Welcome to this week’s business and media intelligence update.
ELECTRIC DREAMS: TE$LA BECOMES A ONE TRILLION DOLLAR COMPANY 👏 👏 👏
After years of fending off the bears, the short sellers, and the US regulators, Elon Musk’s electric dream has finally become a reality. The electric vehicle pioneer joined the S&P 500 index in December 2020, and officially became a $1 trillion company this week, after notching a third consecutive record quarterly profit.
In the same week that Tesla joined the rarefied ranks of Apple, Alphabet, Microsoft, and Amazon, the company inked a record $4 billion deal to sell 100,000 electric vehicles to Hertz. Meanwhile, Uber announced that it would be making a 50,000 strong fleet of Tesla’s cars available to its army of drivers, making the Tesla Model 3 a ubiquitous car on American roads.
A couple of caveats from the New York Times’ DealBook: a) Tesla’s $10 billion in long term debt is still considered junk; b) It paid $40 million to settle an accusation of securities fraud from the Securities and Exchange Commission; and c) Its sales and earnings are still significantly lower than others in its class. It also has Chinese EV manufacturers BYD, Donfeng and Geely snapping at its heels.
Nevertheless, an inspiring story about following your dreams, even if they’re 18 years in the making.
WARNING: NO MORE ‘GREENWASHING’
Meanwhile, the Australian Securities and Investments Commission (ASIC) has warned that it will crack down on companies that claim to have solid sustainability targets without also having concrete plans to achieve them.
Greenwashing, or the practice of providing misleading information about a company’s environmental credentials, could potentially expose directors or company officers to class actions from activist shareholders. The boards and management teams of oil and gas companies in particular, have been put on notice.
For management teams looking for a carrot to ASIC’s stick, investors have backed the Federal Government’s net zero goals, saying that they were prepared to push emissions intensive companies towards achieving their net zero goals.
WHO IS THE REAL MVP OF THE PANDEMIC?
Since the start of the pandemic two years ago, Australia Post has been under intense pressure as locked down households succumb to the temptations of online shopping. The result? A 32 per cent rise in parcel volumes.

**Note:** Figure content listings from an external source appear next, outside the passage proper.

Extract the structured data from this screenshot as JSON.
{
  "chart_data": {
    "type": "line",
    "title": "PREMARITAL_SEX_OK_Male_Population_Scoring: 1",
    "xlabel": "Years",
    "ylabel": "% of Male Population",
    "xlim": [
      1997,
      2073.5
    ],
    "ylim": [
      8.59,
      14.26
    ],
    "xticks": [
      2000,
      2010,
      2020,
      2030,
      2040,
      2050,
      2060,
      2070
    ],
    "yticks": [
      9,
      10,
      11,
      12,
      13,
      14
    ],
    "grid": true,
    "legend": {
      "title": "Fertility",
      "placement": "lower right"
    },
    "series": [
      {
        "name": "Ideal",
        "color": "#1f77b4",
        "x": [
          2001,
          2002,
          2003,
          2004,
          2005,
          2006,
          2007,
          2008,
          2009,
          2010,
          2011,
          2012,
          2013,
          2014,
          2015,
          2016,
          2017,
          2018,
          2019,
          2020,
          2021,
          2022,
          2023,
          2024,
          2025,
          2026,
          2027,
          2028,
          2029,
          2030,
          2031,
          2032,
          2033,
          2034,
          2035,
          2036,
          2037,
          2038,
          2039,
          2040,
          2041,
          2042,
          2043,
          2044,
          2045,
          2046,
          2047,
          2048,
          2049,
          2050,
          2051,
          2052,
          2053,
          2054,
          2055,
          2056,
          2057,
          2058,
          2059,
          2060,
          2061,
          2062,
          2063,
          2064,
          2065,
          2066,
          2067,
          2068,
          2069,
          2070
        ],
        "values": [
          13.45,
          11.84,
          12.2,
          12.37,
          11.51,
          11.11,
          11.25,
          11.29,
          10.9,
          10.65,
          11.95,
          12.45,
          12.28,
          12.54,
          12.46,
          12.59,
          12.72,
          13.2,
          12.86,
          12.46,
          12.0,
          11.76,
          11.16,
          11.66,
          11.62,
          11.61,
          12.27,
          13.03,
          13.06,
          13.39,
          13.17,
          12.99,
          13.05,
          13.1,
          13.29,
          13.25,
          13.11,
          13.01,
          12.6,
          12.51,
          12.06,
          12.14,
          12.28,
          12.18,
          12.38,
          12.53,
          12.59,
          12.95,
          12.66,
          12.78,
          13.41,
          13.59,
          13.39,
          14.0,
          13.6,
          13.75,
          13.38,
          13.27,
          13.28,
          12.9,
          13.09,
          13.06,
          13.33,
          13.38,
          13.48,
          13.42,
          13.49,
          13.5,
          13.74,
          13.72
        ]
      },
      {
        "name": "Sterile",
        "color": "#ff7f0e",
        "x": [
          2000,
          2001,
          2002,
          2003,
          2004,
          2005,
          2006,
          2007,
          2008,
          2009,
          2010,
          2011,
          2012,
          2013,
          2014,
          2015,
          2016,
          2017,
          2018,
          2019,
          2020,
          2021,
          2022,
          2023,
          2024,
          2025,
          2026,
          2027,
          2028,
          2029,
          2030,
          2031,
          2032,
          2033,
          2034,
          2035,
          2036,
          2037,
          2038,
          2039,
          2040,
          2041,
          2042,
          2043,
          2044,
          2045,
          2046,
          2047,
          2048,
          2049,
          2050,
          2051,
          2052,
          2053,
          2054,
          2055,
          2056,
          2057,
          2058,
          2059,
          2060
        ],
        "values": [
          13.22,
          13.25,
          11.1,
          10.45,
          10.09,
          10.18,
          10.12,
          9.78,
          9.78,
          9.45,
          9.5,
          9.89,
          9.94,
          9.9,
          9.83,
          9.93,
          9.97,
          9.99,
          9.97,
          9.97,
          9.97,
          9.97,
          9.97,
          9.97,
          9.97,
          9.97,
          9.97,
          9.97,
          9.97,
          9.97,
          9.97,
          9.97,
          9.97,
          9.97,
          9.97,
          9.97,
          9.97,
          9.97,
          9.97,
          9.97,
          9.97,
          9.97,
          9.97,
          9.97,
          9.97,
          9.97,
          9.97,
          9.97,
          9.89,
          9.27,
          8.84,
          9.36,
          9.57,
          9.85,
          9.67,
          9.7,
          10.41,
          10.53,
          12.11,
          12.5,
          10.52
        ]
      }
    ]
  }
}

Consumers have pushed delivery systems to their limits, with Australia Post delivering an average of more than 10 million parcels a week around the country.
Just this week, Australia Post announced it will spend $400 million to boost parcel operations ahead of an expected record online holiday season shopping splurge, with up to half a million parcels expected to be delivered each weekend until Christmas.
Read more here.
THE RETURN TO RESTAURANTS AND CAFES
During the peak of the pandemic last year, toilet paper was flying off the shelves, now, supermarket giants are suffering from a slowdown in sales.
Australia is moving to the “next phase” of shopping trends, as previously locked down households return to dining in cafes and restaurants after three months of home cooked meals. Fewer cooked meals at home; fewer grocery sales.
Another issue plaguing the supermarket industry is a global shortage of wooden pallets used by suppliers around the world. The phenomenon – coined as “pallet gate” by Coles CEO Steven Cain – is the result of the scarcity and higher price of wood, labour shortages and global supply chain disruptions.